Published on April 16, 2020

This is an image of a laptop, iPad and mobile phone kept on a table. There is a small plant also kept on the table.

For regularly updated information and resources in response to COVID-19, visit: nationaldeafcenter.org/covid19
[Disponible en español] [Download PDF] With the sudden shift to online learning during the COVID-19 pandemic, deaf and hard of hearing college students who use hearing assistive technology (HAT) may need to shift technology gears — and perhaps even consider different communication methods — to access your online classes from home.

Maybe your cochlear implant worked well in the lecture hall on campus, especially when connected to an assistive listening system.

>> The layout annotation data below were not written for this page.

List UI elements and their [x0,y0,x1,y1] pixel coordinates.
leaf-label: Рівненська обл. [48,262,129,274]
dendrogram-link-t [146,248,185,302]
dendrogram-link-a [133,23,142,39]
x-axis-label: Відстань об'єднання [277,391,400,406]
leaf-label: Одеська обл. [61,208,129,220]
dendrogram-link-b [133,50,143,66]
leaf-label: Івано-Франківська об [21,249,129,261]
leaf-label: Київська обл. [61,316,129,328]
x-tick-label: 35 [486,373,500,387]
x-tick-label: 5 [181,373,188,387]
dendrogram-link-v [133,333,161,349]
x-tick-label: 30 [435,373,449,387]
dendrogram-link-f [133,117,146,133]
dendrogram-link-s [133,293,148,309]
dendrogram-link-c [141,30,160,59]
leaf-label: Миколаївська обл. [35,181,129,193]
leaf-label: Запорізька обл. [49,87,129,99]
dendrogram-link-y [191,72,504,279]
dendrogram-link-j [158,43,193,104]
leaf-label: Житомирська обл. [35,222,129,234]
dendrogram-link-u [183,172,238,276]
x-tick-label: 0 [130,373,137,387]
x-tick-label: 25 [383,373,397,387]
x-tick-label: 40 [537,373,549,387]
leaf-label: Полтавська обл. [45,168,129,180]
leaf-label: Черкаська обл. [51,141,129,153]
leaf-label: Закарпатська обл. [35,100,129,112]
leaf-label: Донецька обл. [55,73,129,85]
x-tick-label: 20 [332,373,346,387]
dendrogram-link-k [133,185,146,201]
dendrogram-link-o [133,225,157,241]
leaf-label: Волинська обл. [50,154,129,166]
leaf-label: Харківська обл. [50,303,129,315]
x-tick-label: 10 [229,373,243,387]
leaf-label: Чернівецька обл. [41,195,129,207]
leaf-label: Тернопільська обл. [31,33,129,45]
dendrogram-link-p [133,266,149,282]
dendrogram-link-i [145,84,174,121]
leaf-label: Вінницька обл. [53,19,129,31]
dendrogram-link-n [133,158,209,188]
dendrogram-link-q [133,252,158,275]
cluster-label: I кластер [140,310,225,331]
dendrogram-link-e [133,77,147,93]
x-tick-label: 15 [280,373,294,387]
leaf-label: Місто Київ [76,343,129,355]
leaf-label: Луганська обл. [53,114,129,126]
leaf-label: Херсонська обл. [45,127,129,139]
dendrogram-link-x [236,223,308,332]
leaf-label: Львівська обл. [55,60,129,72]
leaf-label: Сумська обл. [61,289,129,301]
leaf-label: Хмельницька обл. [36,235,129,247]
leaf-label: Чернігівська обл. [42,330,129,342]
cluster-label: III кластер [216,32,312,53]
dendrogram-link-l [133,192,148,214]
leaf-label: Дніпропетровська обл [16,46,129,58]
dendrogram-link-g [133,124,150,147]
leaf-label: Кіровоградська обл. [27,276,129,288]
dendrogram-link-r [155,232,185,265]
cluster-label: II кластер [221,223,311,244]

So why won’t it work as well in the online class? These five tips from the National Deaf Center on Postsecondary Outcomes can help you get (and stay) connected.

Tip 1: Wireless may not be the way to go.

Using a wireless internet connection to take online classes can take up a lot of bandwidth, especially in a lecture with many audio and visual components, and your connection suffers. Instead, use a “hardwired” connection, where your computer is directly connected to the internet using an ethernet or LAN cable. You may still have some bandwidth issues, but the connection should be less disrupted. For computers that do not have a direct ethernet cable, use an adapter that plugs into a USB or other port.

Tip 2: Use an external speaker.

Instead of the speaker on your computer, use a speaker that is hardwired or connected via Bluetooth — ideally with its own power supply and amplifier, which will boost and enrich sound quality.

Tip 3: Wear headphones.

Headphones that completely cup the ears can also help to block out external noises, especially if they have noise cancelling capabilities. If not awkward in terms of fit or placement, wear a good pair of headphones directly over your hearing aids or cochlear implant.

Tip 4: Opt in for every option.

Many personal devices (i.e. hearing aids or cochlear implants) often have additional accessibility options that can make a big difference. Try connecting through:

  • Direct Audio Input: Some personal hearing devices, particularly some models of cochlear implants and bone-anchored implants, make it possible to “directly” connect to a computer with a hardwired cable. You then simply adjust the volume control on the computer and/or your personal device to listen at a comfortable level. Caution: Cochlear implant users should NEVER use the direct audio input cable to connect to a computer/electronic communication device that is plugged into a wall outlet. There is always the risk of electric shock.
  • Telecoil: If you have a built-in and add-on telecoil, you may find it helpful to activate it for use with headphones. If you find that the telecoil sounds softer than with the microphone activated, you may have to consult with your audiologist to properly re-program the telecoil output.
  • Streamer: A streamer that picks up the audio signal from your cell phone or computer and “streamed” directly into your hearing aid or cochlear implant. Check out your personal device’s instruction manual or contact the manufacturer to see if there is a way to connect your devices to a streamer.
  • FM/DM System: Place your FM/DM system microphone next to the computer speaker. Or use a direct audio input cable to connect the FM/DM microphone transmitter to your computer. For either method, you have the advantage of the audio being sent wirelessly into your personal device.

Tip 5: Consider the alternatives.

If relying on audio is not effective, request additional accommodations from the disability services office at your college. Remote speech-to-text services (such as CART, C-Print, or TypeWell) and remote interpreting could help you access live course discussions. Captioned videos are another accommodation to have in place. And be sure to take control of your online learning!